Breathed Into

3/2/22

On Ash Wednesday we're knee deep in our sinfulness contemplating the certainty of our mortality. So many, so thick the ashes we can't breath. When that happens to someone physically, the remedy is to get air into their lungs. Same is true spiritually, and that's what we're praying for when we say, "Thy Kingdom come." The 'trick' is to see that praying the petition is not what does that. Thinking that way, makes prayer a means of getting God's grace which it's not. It's your means of asking not His means of giving.

One thing for sure: we're absolutely out of breath. The kingdom of the Devil, the World, and our Flesh are on the march. We read tonight that Jesus celebrates the last Passover and then the first Lord's Supper with His brutal, ugly crucifixion bearing down on Him. The Passion Reading has Jesus introducing this wonderful OT Church festival meal with, "'As you know, the Passover is two days away--and the Son of Man will be handed over to be crucified'" (Mt. 26:2). Luke tells us Satan's already marched into Judas even before John tells us on Munday Thursday, "As soon as Judas took the bread, Satan entered into him." Lk. 22 says, "Then Satan entered Judas.., one of the Twelve. And Judas went to the chief priests and the officers of the temple guard and discussed with them how he might betray Jesus." The kingdom is under siege in the upper room. Jesus tells them authoritatively, "One of you will betray Me." They all say it can't be me. Then, after the holiest Meal ever, the disciple fight about greatness. Some kingdom! The King's words are ignored and His subjects fight!

The kingdom of God is besieged in our day. Luther explains under this petition that the kingdom is "weak, despised, and few" (LW, 43, 187). You don't think so? Think again. 2/3's of the world isn't Christian. 66% of the world, the majority of the world doesn't believe the kingdom you pray to come even exists. At one time Christian churches were the world's time keepers. That passed in America to town squares, then to banks, and now the time keeper is big tech: Amazon, Meta, Alphabet, and Apple. In this post-Christian era where only 1/3 of the world is Christian, that third is as Christians have sung since 1866 "By schisms rent asunder, By heresies distressed" (TLH 473:4). And since 1837 we've sung, "Crumbled have spires in every land" (TLH 467:1).

If you're an observing, thinking, sensitive Christian, what has happened in this 21st century to you is the equivalent of explosive decompression at 33,000 feet. We all think that if that happens we'd casually put on the mask that drops from the ceiling. We don't realize that there will be no air even in our lungs and we'll have just 3-4 seconds before passing out. Another pastor told me of attending to a young boy killed by a shotgun blast. There was not a mark on the boy's body as he lay dead in the emergency room. His thick clothing had stopped the birdshot. But the blast had knocked all the air out of him and paralyzed him long enough to take his life. That's us. The march of the Devil's, the World's, and our Flesh's kingdom has stomped the breath out of us, and where's the air?

What breathes new life into us is not our praying, "Thy kingdom come." It's God in Christ.

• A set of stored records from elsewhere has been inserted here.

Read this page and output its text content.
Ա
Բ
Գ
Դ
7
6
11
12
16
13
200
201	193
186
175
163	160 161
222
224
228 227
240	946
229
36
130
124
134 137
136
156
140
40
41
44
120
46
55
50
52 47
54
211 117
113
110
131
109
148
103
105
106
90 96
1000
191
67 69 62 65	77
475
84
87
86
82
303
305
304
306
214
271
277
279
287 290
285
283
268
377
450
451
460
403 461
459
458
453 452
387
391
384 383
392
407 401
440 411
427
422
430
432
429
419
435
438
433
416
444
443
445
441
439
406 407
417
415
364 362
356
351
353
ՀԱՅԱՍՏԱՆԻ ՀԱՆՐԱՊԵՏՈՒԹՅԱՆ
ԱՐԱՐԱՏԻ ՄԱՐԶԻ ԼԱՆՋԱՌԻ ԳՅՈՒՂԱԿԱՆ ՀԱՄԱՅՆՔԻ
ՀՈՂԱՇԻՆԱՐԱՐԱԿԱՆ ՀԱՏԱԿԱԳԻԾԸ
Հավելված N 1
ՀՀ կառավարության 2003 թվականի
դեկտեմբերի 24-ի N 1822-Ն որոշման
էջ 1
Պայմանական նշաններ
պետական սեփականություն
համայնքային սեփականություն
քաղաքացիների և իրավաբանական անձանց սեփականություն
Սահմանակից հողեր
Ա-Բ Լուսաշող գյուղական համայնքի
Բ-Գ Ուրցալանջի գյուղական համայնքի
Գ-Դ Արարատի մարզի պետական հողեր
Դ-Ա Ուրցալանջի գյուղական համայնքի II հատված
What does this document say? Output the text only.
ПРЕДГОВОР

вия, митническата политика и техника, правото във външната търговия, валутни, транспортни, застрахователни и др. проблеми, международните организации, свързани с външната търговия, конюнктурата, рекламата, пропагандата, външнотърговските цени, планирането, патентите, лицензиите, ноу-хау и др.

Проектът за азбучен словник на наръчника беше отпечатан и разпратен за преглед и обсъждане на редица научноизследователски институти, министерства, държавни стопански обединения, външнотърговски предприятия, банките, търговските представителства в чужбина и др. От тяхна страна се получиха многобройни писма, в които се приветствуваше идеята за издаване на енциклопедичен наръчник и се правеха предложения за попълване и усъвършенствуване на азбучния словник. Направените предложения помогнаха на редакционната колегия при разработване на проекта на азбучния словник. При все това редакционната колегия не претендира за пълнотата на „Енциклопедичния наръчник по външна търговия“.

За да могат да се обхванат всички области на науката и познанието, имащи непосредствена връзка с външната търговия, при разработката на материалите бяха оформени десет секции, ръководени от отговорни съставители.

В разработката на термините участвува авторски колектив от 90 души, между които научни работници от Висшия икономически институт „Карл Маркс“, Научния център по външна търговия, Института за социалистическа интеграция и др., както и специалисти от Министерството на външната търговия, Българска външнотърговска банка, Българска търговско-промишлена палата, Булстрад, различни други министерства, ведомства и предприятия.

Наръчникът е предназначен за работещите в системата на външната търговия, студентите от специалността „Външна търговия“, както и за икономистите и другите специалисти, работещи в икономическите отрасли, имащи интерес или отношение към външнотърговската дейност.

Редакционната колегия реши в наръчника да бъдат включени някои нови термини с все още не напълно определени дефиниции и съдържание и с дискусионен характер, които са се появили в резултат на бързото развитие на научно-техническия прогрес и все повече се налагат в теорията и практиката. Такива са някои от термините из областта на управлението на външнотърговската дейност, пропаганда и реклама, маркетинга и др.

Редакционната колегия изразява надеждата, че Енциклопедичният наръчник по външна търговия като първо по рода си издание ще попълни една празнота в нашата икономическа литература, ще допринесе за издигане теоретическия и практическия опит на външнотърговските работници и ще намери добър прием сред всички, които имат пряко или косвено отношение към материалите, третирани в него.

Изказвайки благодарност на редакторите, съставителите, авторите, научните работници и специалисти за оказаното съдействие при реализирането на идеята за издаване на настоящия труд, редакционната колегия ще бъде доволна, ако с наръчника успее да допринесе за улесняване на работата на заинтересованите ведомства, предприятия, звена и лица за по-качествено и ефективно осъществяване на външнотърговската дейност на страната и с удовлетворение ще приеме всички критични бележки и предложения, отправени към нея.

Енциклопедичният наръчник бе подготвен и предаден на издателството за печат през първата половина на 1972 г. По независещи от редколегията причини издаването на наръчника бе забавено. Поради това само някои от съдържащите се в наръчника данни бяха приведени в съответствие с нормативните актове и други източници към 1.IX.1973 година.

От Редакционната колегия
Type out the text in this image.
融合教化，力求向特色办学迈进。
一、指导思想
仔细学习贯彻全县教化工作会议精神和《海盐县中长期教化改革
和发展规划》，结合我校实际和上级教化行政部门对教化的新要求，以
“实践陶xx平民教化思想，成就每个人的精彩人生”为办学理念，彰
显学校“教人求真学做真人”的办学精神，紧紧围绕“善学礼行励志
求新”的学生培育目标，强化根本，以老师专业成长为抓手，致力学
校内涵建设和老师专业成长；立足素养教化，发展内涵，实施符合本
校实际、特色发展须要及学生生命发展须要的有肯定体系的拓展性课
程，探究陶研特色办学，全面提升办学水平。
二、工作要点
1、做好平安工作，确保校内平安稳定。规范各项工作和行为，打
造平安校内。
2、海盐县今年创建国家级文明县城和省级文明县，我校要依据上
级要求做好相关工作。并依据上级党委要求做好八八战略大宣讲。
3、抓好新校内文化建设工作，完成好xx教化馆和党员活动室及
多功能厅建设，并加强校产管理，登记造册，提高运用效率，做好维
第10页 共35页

When you have no air in your lungs and either you're in a vacuum or you've stopped trying to breath, the answer has to come from outside. The answer isn't breath harder, deeper, faster. That's called hyperventilating. So what a relief to remember under this petition that "the kingdom of God certainly comes by itself without our prayer." Luther is unique here. He differs from all the interpretations of the Second Petition before him, in that he bases the kingdom of God in the Gospel (Peters, Lord's Prayer, 83). The kingdom of God comes to us. Contrary to the evangelism movements of the 1940s onward: we don't establish it, built it, or grow it. We pray for it to come to us.

Physical life came to Adam by God breathing into him. Read Genesis 2:7, "The Lord God formed the man from the dust of the ground and breathed into his nostrils the breath of life, and the man became a living being." By giving Adam the gift of life, the Lord enabled him to pass on physical life first to Eve and then with Eve to everyone else. That's what Genesis 3:20 says, "Adam named his wife Eve, because she would become the mother of all the living." Before the Fall physical life was spiritual life, but Adam sinned and made the disconnect. Everyone after Adam and Eve may be born physically alive but we're all spiritually dead. We walk about as the living dead, physically alive but spiritually dead.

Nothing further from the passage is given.